The tendency to anthropomorphosize is perhaps a dangerous urban habit, however, as the daily and increasingly inflammatory cautionary tales on polar bear attacks by our guides attests. Our wonder is at times childlike, but as children we are at a loss for the simplest language, to name a plant or identify a bird whose tern-like wings we marvel at, or the cottony flowers that seem out of place in the spongy mossy layer of life that fleetingly covers the land.

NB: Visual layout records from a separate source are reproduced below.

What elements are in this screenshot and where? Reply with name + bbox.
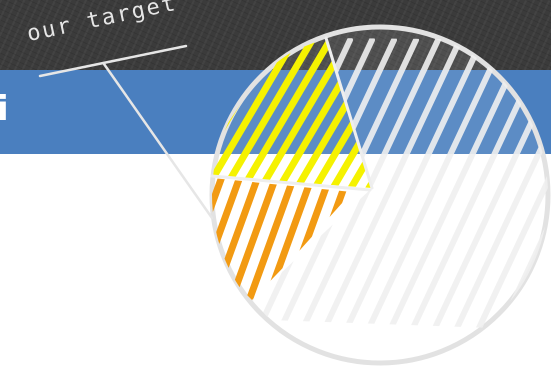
- edge-glyph: i: [0, 89, 9, 129]
- annotation-pointer: [38, 44, 214, 220]
- pie-slice-dividers: [210, 36, 374, 192]
- dark-header-band: [0, 0, 551, 70]
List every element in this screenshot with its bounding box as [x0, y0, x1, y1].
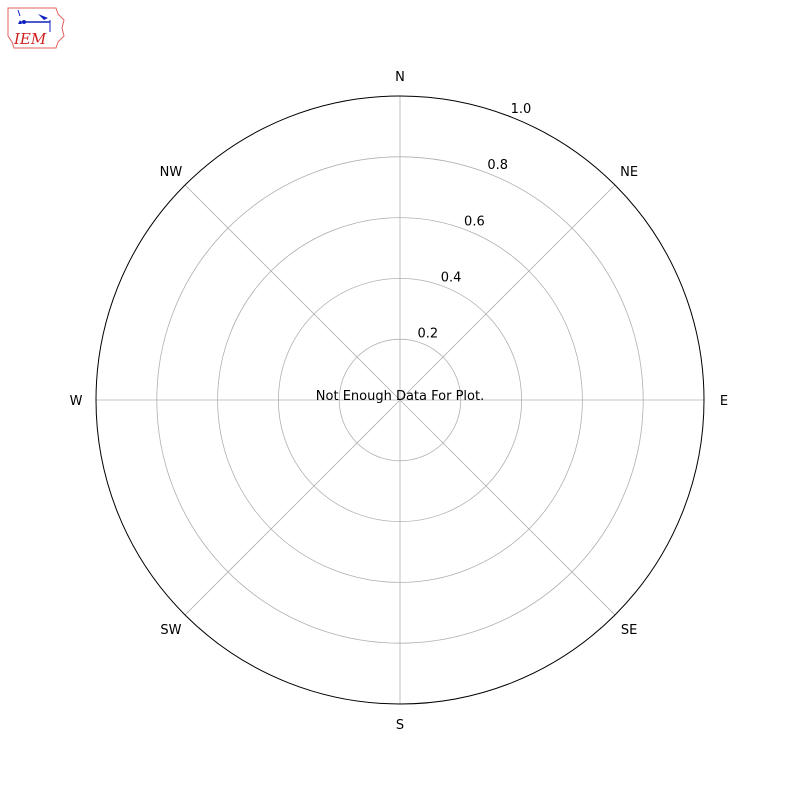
iowa-outline — [7, 7, 65, 49]
theta-label: E — [720, 394, 728, 409]
r-tick-label: 0.4 — [441, 271, 462, 286]
r-tick-label: 0.8 — [487, 158, 508, 173]
r-gridline — [217, 217, 583, 583]
theta-gridline — [184, 399, 401, 616]
theta-label: NW — [160, 165, 183, 180]
r-gridline — [156, 156, 644, 644]
r-tick-label: 0.2 — [418, 327, 439, 342]
r-tick-label: 0.6 — [464, 214, 485, 229]
polar-frame — [95, 95, 705, 705]
theta-gridline — [399, 399, 616, 616]
theta-gridline — [399, 184, 616, 401]
logo-text: IEM — [13, 30, 47, 48]
weather-symbol — [38, 14, 48, 20]
theta-label: SW — [160, 623, 181, 638]
theta-label: W — [70, 394, 83, 409]
r-gridline — [277, 277, 522, 522]
theta-gridline — [184, 184, 401, 401]
no-data-message: Not Enough Data For Plot. — [316, 389, 484, 404]
iem-logo: IEM — [7, 7, 65, 49]
theta-label: S — [396, 718, 404, 733]
r-tick-label: 1.0 — [511, 102, 532, 117]
weather-symbol — [22, 20, 26, 24]
r-gridline — [338, 338, 462, 462]
theta-label: N — [395, 70, 405, 85]
weather-symbol — [18, 20, 22, 24]
theta-label: NE — [620, 165, 638, 180]
weather-symbol — [17, 9, 21, 17]
theta-label: SE — [621, 623, 637, 638]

None of us underestimates the privilege of our presence here. The fragility of the land is immediately apparent. It’s funny to remember the lessons that we as Canadians learned in grade seven Geography class like the nature of permafrost—an experience I never imagined I would have in real life. Yet here we are. But this is the joy of having scientists on board, and an erudite group whose collective knowledge colours in many of the knowledge gaps in our cartoon understanding. As neophytes it would be entirely too seductive to just see the natural beauty at face value. However, the fact of returnees like Dr. Simon Boxall gives a sobering counterpoint to our childlike awe—casual comments on the diminishing size of glaciers he has noted over multiple visits. And of course the background narrative of melting ice—its planetary import made palpable to our expedition because the presence of floating ice nearly 150 miles south of where it should be, of where it was last year, an impediment to the circum-Spitsbergian journey we had tentatively mapped.

The lean Arctic light, long and horizontal and visually stunning, gives everything a superreal quality of detail that I suppose you might get used to over time, but for now it is arresting. The kind of light where everyone looks like a supermodel (in defiance of our blubbery layers of gortex and wool and median middle age). We are sensory voyagers drinking it all in. I dip my hand into a stream of pure mountain water.

But again it’s almost impossible to enjoy anything in naïve purity, there’s always the follow-up of a cheerfully told story, this time the ominous description by environmental health scientist Joy Guillemot of “bioaccumulation,” or why the buildup of heavy metals and toxins is so devastating here, accumulating in the fat of resident animals and people alike (it is largely a consequence of the way the ocean currents wash and dump toxins that travel up the food chain).

This incessant surfacing of the invisible makes it impossible to miss the irony in this land’s early exploitation for animal oil, for which circumpolar countries competed until they drove most of the whales and walruses to extinction. Particularly in view of the contemporary parallel in the Arctic’s contested status as the next and last great oil reserve. Human folly in golden light.